毒に掛かった死なせるわけにはいかない監視対象というのは、あの王女様の事だろう。正直関わりたくないが、ここは影エルフの里へ恩を売っておこう。
ポーチからアルバンさん達から貰った一番効果の高い状態異常回復薬ポーションを取り出し、戻ってきたリゼラにこちらから話かける。
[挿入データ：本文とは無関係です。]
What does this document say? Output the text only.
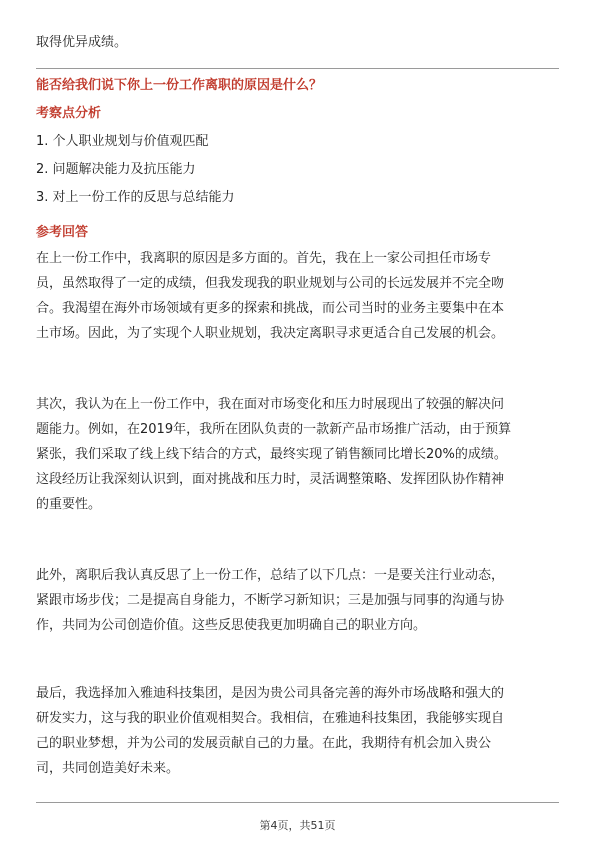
取得优异成绩。
能否给我们说下你上一份工作离职的原因是什么？
考察点分析
1. 个人职业规划与价值观匹配
2. 问题解决能力及抗压能力
3. 对上一份工作的反思与总结能力
参考回答
在上一份工作中，我离职的原因是多方面的。首先，我在上一家公司担任市场专
员，虽然取得了一定的成绩，但我发现我的职业规划与公司的长远发展并不完全吻
合。我渴望在海外市场领域有更多的探索和挑战，而公司当时的业务主要集中在本
土市场。因此，为了实现个人职业规划，我决定离职寻求更适合自己发展的机会。
其次，我认为在上一份工作中，我在面对市场变化和压力时展现出了较强的解决问
题能力。例如，在2019年，我所在团队负责的一款新产品市场推广活动，由于预算
紧张，我们采取了线上线下结合的方式，最终实现了销售额同比增长20%的成绩。
这段经历让我深刻认识到，面对挑战和压力时，灵活调整策略、发挥团队协作精神
的重要性。
此外，离职后我认真反思了上一份工作，总结了以下几点：一是要关注行业动态，
紧跟市场步伐；二是提高自身能力，不断学习新知识；三是加强与同事的沟通与协
作，共同为公司创造价值。这些反思使我更加明确自己的职业方向。
最后，我选择加入雅迪科技集团，是因为贵公司具备完善的海外市场战略和强大的
研发实力，这与我的职业价值观相契合。我相信，在雅迪科技集团，我能够实现自
己的职业梦想，并为公司的发展贡献自己的力量。在此，我期待有机会加入贵公
司，共同创造美好未来。
第4页，共51页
「これが手持ちで一番の状態異常回復薬だけど、薬だと信じてくれるか?」
「聞こえてたんだ。話が早くて助かるわ。それと今の疑問は杞憂よ。監視役に選ばれる者は皆最低限の薬の知識を持っているし、パトールというんだけどあのエルフは皆の内1,2を争う知識を持っているわ。」
「そういう事ならこれを渡してきてくれ。報酬は里に帰ってから払ってくれればいいから。」
「ありがと、恩に着るわ。」
リゼラに薬を手渡すとホッとした表情に変わり、またパトールの元へ走っていく。
リゼラからパトールへ薬が渡り、瓶から一滴薬を手にたらしなめる事で確認したパトールが俺達に頭を下げた。
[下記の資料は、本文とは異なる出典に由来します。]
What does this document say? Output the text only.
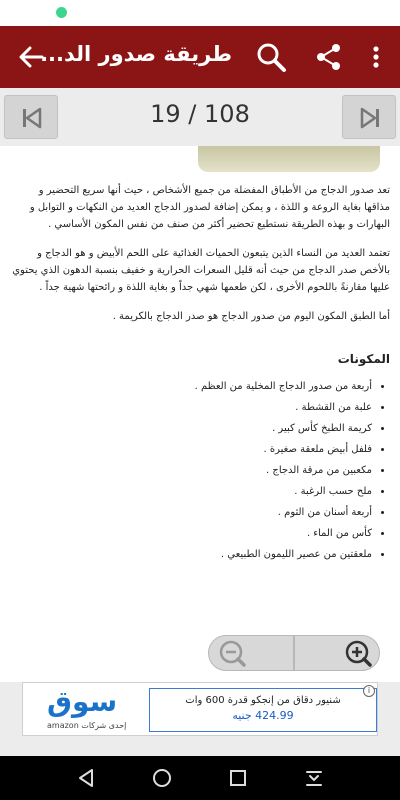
طريقة صدور الد...
19 / 108

تعد صدور الدجاج من الأطباق المفضلة من جميع الأشخاص ، حيث أنها سريع التحضير و مذاقها بغاية الروعة و اللذة ، و يمكن إضافة لصدور الدجاج العديد من النكهات و التوابل و البهارات و بهذه الطريقة نستطيع تحضير أكثر من صنف من نفس المكون الأساسي .

تعتمد العديد من النساء الذين يتبعون الحميات الغذائية على اللحم الأبيض و هو الدجاج و بالأخص صدر الدجاج من حيث أنه قليل السعرات الحرارية و خفيف بنسبة الدهون الذي يحتوي عليها مقارنةً باللحوم الأخرى ، لكن طعمها شهي جداً و بغاية اللذة و رائحتها شهية جداً .

أما الطبق المكون اليوم من صدور الدجاج هو صدر الدجاج بالكريمة .

المكونات
• أربعة من صدور الدجاج المخلية من العظم .
• علبة من القشطة .
• كريمة الطبخ كأس كبير .
• فلفل أبيض ملعقة صغيرة .
• مكعبين من مرقة الدجاج .
• ملح حسب الرغبة .
• أربعة أسنان من الثوم .
• كأس من الماء .
• ملعقتين من عصير الليمون الطبيعي .
سوق
إحدى شركات amazon
شنيور دقاق من إنجكو قدرة 600 وات
424.99 جنيه
i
続けてリゼラへ頷くと待っていた騎士の元へ駆け寄り、連れだって今来た道を小走りに引き返していった。
リゼラが戻ってくると俺達も移動を再開する。
逃げ道は無いので隠れていたり突発的に現れたりする魔物を全て片付けながら進んで行き、まだ空は明るかったがリゼラが進める大きめの横穴を今日の野営場所に決めた。
横穴の出入り口に結界を展開し、光魔術で灯りを取りながら野営の準備を進めていく。
三人で作ってくれた夕食を食べると、いつものように俺が最初の夜番に立った。
夜半前、夜番をティアに替わって貰いテントに入って横になると、気配探知スキルが複数の人の気配を捉えた。